Location: Subtropical Horticulture ResearchTitle: Biology of Anthonomus testaceosquamosus (Coleoptera: Curculionidae): a new pest of tropical hibiscus
|REVYNTHI, ALEXANDRA - University Of Florida|
|VELAZQUEZ HERNANDEZ, YISELLE - University Of Florida|
|CANON, MARIA - University Of Florida|
|GREENE, DANIEL - University Of Florida|
|VARGAS, GERMAN - University Of Florida|
|MANNION, CATHARINE - University Of Florida|
Submitted to: Insects
Publication Type: Peer Reviewed Journal
Publication Acceptance Date: 12/20/2021
Publication Date: 12/22/2021
Citation: Revynthi, A.M., Velazquez Hernandez, Y., Canon, M.A., Greene, D.A., Vargas, G., Kendra, P.E., Mannion, C.M. 2021. Biology of Anthonomus testaceosquamosus (Coleoptera: Curculionidae): a new pest of tropical hibiscus. Insects. 13(1):13. https://doi.org/10.3390/insects13010013.
Interpretive Summary: The hibiscus bud weevil (HBW), native to Mexico and southern Texas, was first detected in south Florida in 2017. Since then, its numbers have continued to increase in Florida, and this pest now causes significant economic losses to the Florida hibiscus industry. Development of integrated pest management for HBW requires a comprehensive understanding of the weevil's biology. Scientists from the University of Florida and USDA-ARS (Miami, FL) conducted controlled lab studies to determine the effect of temperature and diet on HBW growth, development and reproduction. Life cycle completion was found to occur at an optimal temperature of 27°C, and weevils developed faster on hibiscus buds than on an artificial diet. Adult HBW could survive solely on hibiscus pollen, but no eggs were produced. HBW could survive for 15 days without water, and 30 days when water was available. This research provides fundamental data on the basic biology of HBW, and directs future research on the development of pest management strategies for this new invasive pest in Florida.

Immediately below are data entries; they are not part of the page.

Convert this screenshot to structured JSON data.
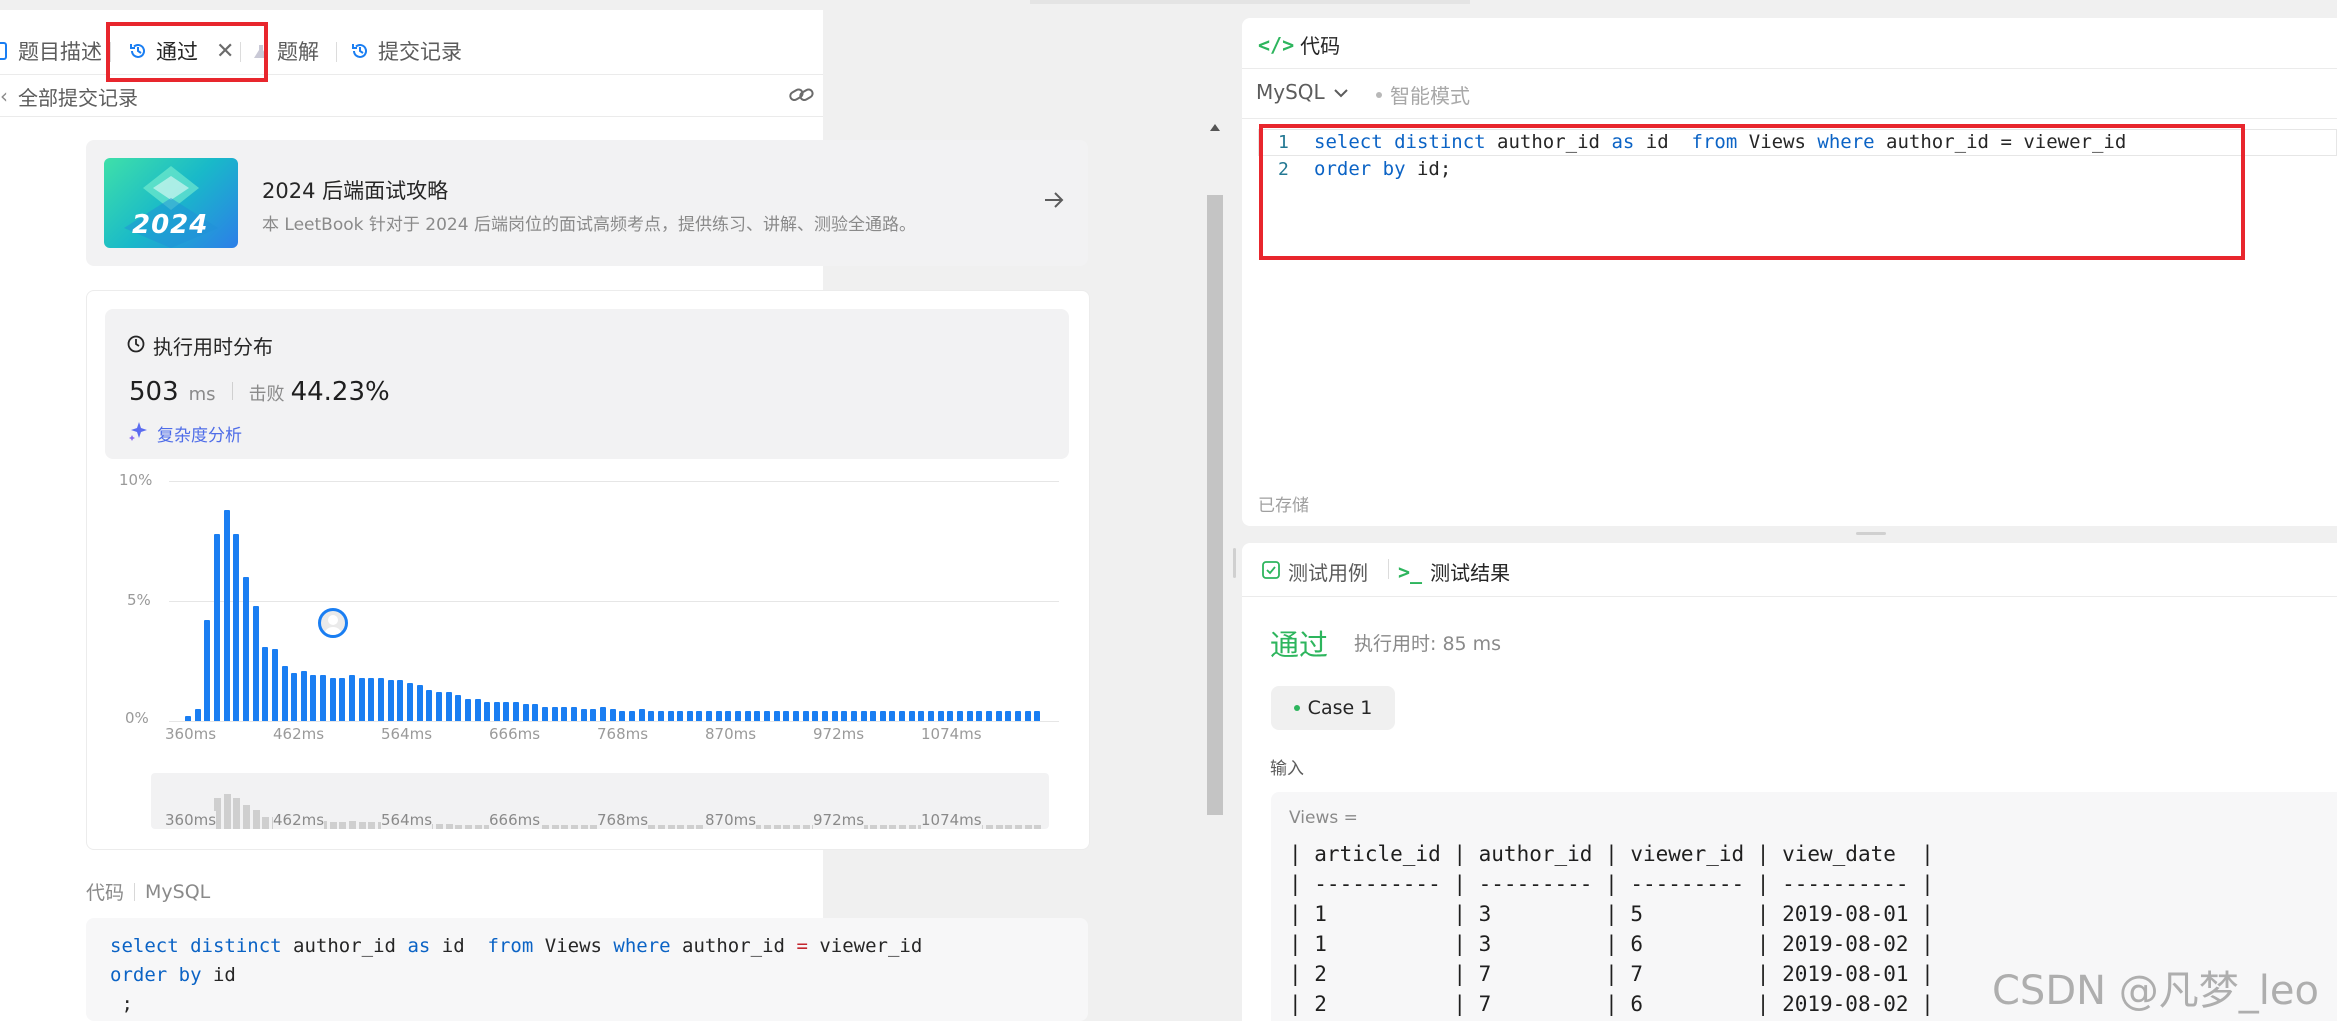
{
  "tabs": {
    "description": "题目描述",
    "accepted": "通过",
    "solution": "题解",
    "submissions": "提交记录"
  },
  "back_link": "全部提交记录",
  "promo": {
    "badge": "2024",
    "title": "2024 后端面试攻略",
    "subtitle": "本 LeetBook 针对于 2024 后端岗位的面试高频考点，提供练习、讲解、测验全通路。"
  },
  "runtime": {
    "heading": "执行用时分布",
    "value": "503",
    "unit": "ms",
    "beats_label": "击败",
    "beats_value": "44.23%",
    "complexity_label": "复杂度分析"
  },
  "chart_data": {
    "type": "bar",
    "title": "",
    "xlabel": "",
    "ylabel": "",
    "ylim": [
      0,
      10
    ],
    "y_ticks": [
      "10%",
      "5%",
      "0%"
    ],
    "x_ticks": [
      "360ms",
      "462ms",
      "564ms",
      "666ms",
      "768ms",
      "870ms",
      "972ms",
      "1074ms"
    ],
    "values": [
      0.2,
      0.5,
      4.2,
      7.8,
      8.8,
      7.8,
      6.0,
      4.8,
      3.1,
      3.0,
      2.3,
      2.0,
      2.1,
      1.9,
      1.9,
      1.8,
      1.8,
      1.9,
      1.8,
      1.8,
      1.8,
      1.7,
      1.7,
      1.6,
      1.5,
      1.3,
      1.2,
      1.2,
      1.1,
      0.9,
      0.9,
      0.8,
      0.8,
      0.8,
      0.8,
      0.7,
      0.7,
      0.6,
      0.6,
      0.6,
      0.6,
      0.5,
      0.5,
      0.6,
      0.5,
      0.4,
      0.4,
      0.5,
      0.4,
      0.4,
      0.4,
      0.4,
      0.4,
      0.4,
      0.4,
      0.4,
      0.4,
      0.4,
      0.4,
      0.4,
      0.4,
      0.4,
      0.4,
      0.4,
      0.4,
      0.4,
      0.4,
      0.4,
      0.4,
      0.4,
      0.4,
      0.4,
      0.4,
      0.4,
      0.4,
      0.4,
      0.4,
      0.4,
      0.4,
      0.4,
      0.4,
      0.4,
      0.4,
      0.4,
      0.4,
      0.4,
      0.4,
      0.4,
      0.4
    ],
    "marker_index": 15,
    "grid": true,
    "color": "#1a7ef2"
  },
  "left_code": {
    "label": "代码",
    "lang": "MySQL",
    "line1": {
      "kw1": "select",
      "kw2": "distinct",
      "t1": " author_id ",
      "kw3": "as",
      "t2": " id  ",
      "kw4": "from",
      "t3": " Views ",
      "kw5": "where",
      "t4": " author_id ",
      "op": "=",
      "t5": " viewer_id"
    },
    "line2": {
      "kw1": "order",
      "kw2": "by",
      "t1": " id"
    },
    "line3": " ;"
  },
  "editor": {
    "title": "代码",
    "lang": "MySQL",
    "mode": "智能模式",
    "saved": "已存储",
    "line_numbers": [
      "1",
      "2"
    ],
    "line1": {
      "kw1": "select",
      "kw2": "distinct",
      "t1": " author_id ",
      "kw3": "as",
      "t2": " id  ",
      "kw4": "from",
      "t3": " Views ",
      "kw5": "where",
      "t4": " author_id ",
      "op": "=",
      "t5": " viewer_id"
    },
    "line2": {
      "kw1": "order",
      "kw2": "by",
      "t1": " id;"
    }
  },
  "results": {
    "tab_cases": "测试用例",
    "tab_result": "测试结果",
    "status": "通过",
    "runtime": "执行用时: 85 ms",
    "case_label": "Case 1",
    "input_label": "输入",
    "views_label": "Views =",
    "table_lines": [
      "| article_id | author_id | viewer_id | view_date  |",
      "| ---------- | --------- | --------- | ---------- |",
      "| 1          | 3         | 5         | 2019-08-01 |",
      "| 1          | 3         | 6         | 2019-08-02 |",
      "| 2          | 7         | 7         | 2019-08-01 |",
      "| 2          | 7         | 6         | 2019-08-02 |"
    ]
  },
  "watermark": "CSDN @凡梦_leo",
  "colors": {
    "accent": "#1a7ef2",
    "success": "#2db55d",
    "highlight_box": "#e8262d"
  }
}
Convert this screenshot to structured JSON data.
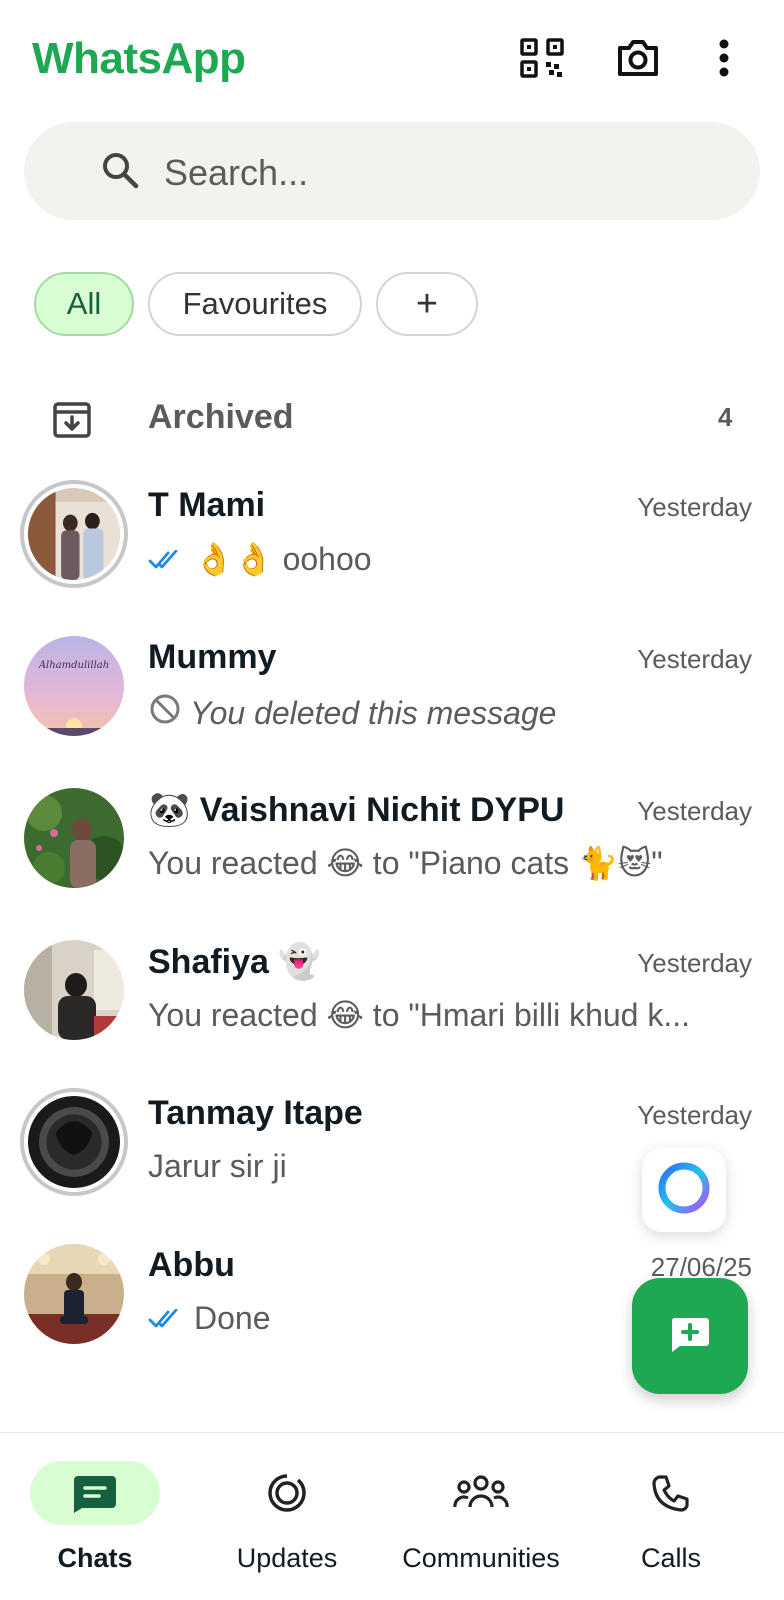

Technical Abstract: Originating in northeastern Mexico and southern Texas, the hibiscus bud weevil (HBW), Anthonomus testaceosquamosus Linell, was discovered infesting China rose hibiscus (Hibiscus rosa-sinensis L.) in south Florida in May 2017. Although the biologies of the congeneric boll weevil, A. grandis Boheman, and pepper weevil, A. eugenii Cano are well documented, no data are available regarding the biology of HBW. Here, we present a comprehensive study on the biology of this pest when reared at temperatures ranging from 10-34 °C and on different food sources. Life cycle completion was found to occur only at 27 ± 1 °C. Weevil development took longer on an artificial diet when compared with a diet of hibiscus buds. Adult HBW could survive solely on pollen, but reproduction did not occur. Without water, HBW survived for ˜ 15 days; survival times reached nearly 30 days when water was accessible. Our results suggest that if left unmanaged, HBW has the potential to cause significant economic damage to the hibiscus industry. Given that a comprehensive understanding of a pest’s biology is critical for development of effective integrated pest management, our results provide a foundation for future research endeavors to mitigate the impact of this weevil in south Florida.